Il palazzo fu costruito per la prima volta negli anni 1520 e crebbe considerevolmente nel 1627, quando Marco Martelli sposò sua cugina e diversi edifici adiacenti furono uniti in uno solo. Una successiva ristrutturazione nel 1738 diede all'edificio gran parte dell'aspetto che ha oggi.
Nelle stanze sono appesi dipinti di pittori come Piero di Cosimo, Domenico Beccafumi, Salvator Rosa e Luca Giordano, accanto a mobili e arazzi originali.
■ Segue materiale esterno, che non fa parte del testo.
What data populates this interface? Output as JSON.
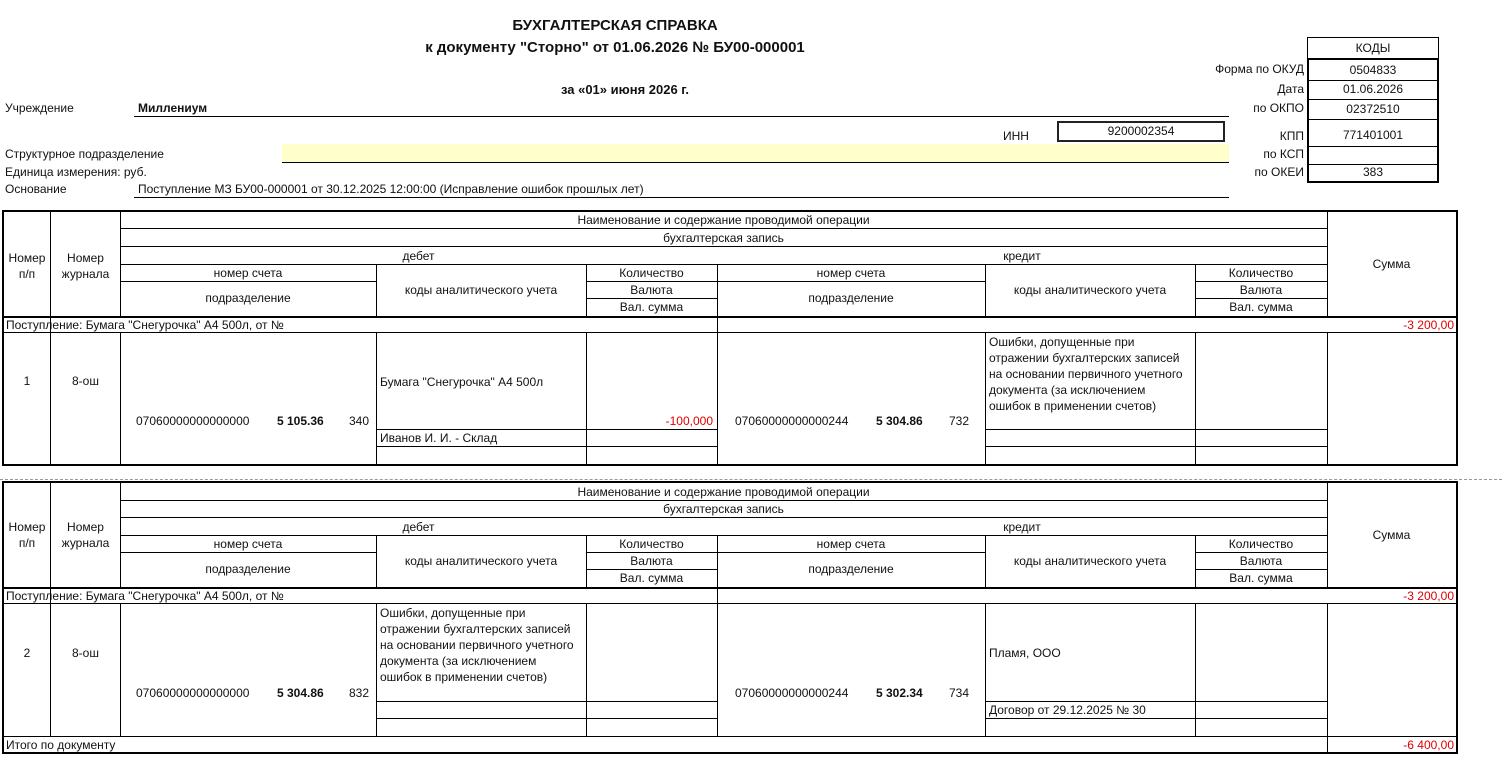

La disposizione trasmette la sensazione che l'arte facesse parte della vita quotidiana della famiglia, non fosse un semplice ornamento.
L'ingresso si trova in Via Ferdinando Zannetti e l'edificio è attrezzato per accogliere i visitatori con esigenze di mobilità. Prendersi il tempo di percorrere i piani superiori aiuta a capire meglio come le stanze e il loro contenuto siano collegati tra loro.
Al piano terra, Niccolò Connestabile dipinse una pergola affrescata che usa la prospettiva per far sembrare la stanza più grande di quanto non sia in realtà. Questo tipo di architettura dipinta era poco comune nelle residenze urbane fiorentine, il che rende questa parte dell'edificio molto diversa dai piani superiori.